How it worked: On day one of tasting, the wines had already lost their fruity aromas, much of their fruity flavors, and their finish. The wines were dead. By day two, the wines had an overwhelming taste of pure alcohol, with no nose to speak of. By day seven, the wines tasted like Magic Markers smell.
MetroKane Rabbit Lever Vacuum Pump with 2 Stoppers Sur La Table, $29.95
What it is: Another manual vacuum pump, this one looks like a bunny. However, the gadgety design didn’t translate into ease of use. It has an awkward grip and was hard to pump. As with the Vacuvin, there was no way to know exactly how many pumps were needed to suck out all of the air.

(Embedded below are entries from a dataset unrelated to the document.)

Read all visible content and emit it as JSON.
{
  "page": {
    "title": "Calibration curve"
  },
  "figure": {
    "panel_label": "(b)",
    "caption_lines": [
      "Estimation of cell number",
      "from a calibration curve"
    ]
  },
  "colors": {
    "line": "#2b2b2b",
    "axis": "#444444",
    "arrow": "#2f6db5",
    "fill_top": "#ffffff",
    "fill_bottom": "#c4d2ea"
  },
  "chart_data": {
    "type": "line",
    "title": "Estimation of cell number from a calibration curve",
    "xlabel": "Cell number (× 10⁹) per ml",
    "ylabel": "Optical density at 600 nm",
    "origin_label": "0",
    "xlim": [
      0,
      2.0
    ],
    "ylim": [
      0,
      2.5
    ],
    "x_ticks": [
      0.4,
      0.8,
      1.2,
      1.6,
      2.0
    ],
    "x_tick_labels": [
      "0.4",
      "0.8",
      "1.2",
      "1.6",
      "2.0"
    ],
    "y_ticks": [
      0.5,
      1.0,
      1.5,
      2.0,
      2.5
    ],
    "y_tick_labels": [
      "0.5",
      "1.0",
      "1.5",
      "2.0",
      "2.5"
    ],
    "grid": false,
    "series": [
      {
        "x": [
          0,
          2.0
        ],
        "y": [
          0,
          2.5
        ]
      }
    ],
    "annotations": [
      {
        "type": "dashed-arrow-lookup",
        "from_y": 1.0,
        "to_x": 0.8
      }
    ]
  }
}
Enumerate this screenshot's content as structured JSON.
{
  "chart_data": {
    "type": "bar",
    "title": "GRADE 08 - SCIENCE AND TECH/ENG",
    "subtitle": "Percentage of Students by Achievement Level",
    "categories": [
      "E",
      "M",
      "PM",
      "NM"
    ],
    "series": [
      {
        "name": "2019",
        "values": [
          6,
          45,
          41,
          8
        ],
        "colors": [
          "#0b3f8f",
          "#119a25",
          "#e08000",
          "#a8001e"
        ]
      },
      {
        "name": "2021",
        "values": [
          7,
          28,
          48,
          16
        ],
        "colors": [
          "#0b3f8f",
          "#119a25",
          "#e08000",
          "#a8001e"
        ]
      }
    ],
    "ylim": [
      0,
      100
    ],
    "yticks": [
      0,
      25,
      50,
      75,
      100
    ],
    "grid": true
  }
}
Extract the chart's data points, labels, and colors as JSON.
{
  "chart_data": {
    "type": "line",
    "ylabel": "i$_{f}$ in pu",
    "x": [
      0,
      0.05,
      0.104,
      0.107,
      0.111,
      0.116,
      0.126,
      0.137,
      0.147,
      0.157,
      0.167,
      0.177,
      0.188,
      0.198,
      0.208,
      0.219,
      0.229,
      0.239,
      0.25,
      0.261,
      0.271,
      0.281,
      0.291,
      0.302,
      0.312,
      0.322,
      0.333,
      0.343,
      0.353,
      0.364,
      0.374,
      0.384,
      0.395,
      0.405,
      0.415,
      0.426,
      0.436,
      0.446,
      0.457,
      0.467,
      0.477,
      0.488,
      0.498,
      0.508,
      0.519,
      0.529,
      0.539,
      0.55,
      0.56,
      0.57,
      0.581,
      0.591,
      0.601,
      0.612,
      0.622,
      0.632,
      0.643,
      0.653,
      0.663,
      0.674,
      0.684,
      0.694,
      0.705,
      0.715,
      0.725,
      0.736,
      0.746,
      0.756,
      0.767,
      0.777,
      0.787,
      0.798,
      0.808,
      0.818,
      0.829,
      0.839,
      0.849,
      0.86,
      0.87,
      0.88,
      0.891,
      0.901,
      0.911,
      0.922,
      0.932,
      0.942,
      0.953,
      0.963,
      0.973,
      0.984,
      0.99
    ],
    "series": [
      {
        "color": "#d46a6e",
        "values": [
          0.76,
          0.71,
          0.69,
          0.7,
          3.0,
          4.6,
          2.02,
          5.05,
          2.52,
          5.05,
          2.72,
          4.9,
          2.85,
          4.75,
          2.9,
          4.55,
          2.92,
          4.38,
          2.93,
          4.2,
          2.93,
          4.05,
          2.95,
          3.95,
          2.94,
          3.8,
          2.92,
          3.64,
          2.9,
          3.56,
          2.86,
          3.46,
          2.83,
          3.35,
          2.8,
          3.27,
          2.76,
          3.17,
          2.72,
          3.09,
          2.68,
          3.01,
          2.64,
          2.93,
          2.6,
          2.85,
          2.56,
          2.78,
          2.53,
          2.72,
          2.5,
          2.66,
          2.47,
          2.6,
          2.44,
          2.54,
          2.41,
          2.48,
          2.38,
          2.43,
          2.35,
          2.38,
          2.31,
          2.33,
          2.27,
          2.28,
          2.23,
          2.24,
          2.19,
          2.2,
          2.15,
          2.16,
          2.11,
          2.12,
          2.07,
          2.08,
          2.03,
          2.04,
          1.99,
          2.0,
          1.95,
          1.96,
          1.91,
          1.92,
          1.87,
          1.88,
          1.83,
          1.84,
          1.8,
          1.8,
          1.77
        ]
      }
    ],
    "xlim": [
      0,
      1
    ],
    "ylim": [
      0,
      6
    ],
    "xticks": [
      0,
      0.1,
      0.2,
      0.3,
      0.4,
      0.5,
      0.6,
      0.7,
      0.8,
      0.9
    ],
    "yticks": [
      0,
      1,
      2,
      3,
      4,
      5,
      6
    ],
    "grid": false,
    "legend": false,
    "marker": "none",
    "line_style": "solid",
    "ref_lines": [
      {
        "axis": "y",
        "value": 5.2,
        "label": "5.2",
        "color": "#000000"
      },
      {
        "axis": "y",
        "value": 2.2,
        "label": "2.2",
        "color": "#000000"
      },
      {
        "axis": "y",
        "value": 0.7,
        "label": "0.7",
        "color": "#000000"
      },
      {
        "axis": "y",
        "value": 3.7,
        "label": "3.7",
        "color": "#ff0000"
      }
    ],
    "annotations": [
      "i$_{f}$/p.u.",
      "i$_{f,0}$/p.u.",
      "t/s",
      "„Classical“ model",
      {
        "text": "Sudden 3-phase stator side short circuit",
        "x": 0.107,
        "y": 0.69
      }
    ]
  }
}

How it worked: The Rabbit fared better than the Vacuvin on its first day of tasting. Although the nose of both wines was beginning to fade, the cherry fruit in the pinot noir was bright and lively. The wines still had a faint nose on day three, but by day seven they tasted like rubbing alcohol —only slightly better than with the Vacuvin.
Verdict: Third best
Epicurean Preservation System Plug-in Wine Saver BeverageFactory.com, $59.99
What it is: This electric vacuum pump system was the most expensive we tested. It was big and vibrated, meaning it was fun to use but might be embarrassing to take in a carry-on. A red light went on to indicate when the air had been sufficiently sucked out.
How it worked: Although they didn’t measure up to the just-opened bottle of wine, day one’s wines were significantly better than those of the Vacuvin and Rabbit. The wines were smooth, with their bouquets intact. By day three, the structure of the wines had collapsed —we could taste very little fruit and smell very little except alcohol. By day seven, there was no nose, and the wines tasted like water.
Verdict: Second best
Wine Enthusiast Private Preserve Wine Preservation Spray Wine Enthusiast, $9.95
What it is: Instead of vacuuming air out, you use the Private Preserve to spray a mixture of nitrogen, carbon dioxide, and argon into your open bottle to displace the oxygen. It’s easy to use: Just spray into the bottle, then put the wine’s original cork back in. One drawback if you drink a lot of half-bottles of wine: It holds enough gas for only 100 uses.
How it worked: This was the unanimous favorite. On day one, the wines were nearly identical to our control sample. By day four, we were still able to taste hints of currants in the pinot noir, and the riesling retained its soft finish and floral nose. By day seven, the wine had begun to taste watery, but it didn’t taste offensive and still had its original bouquet.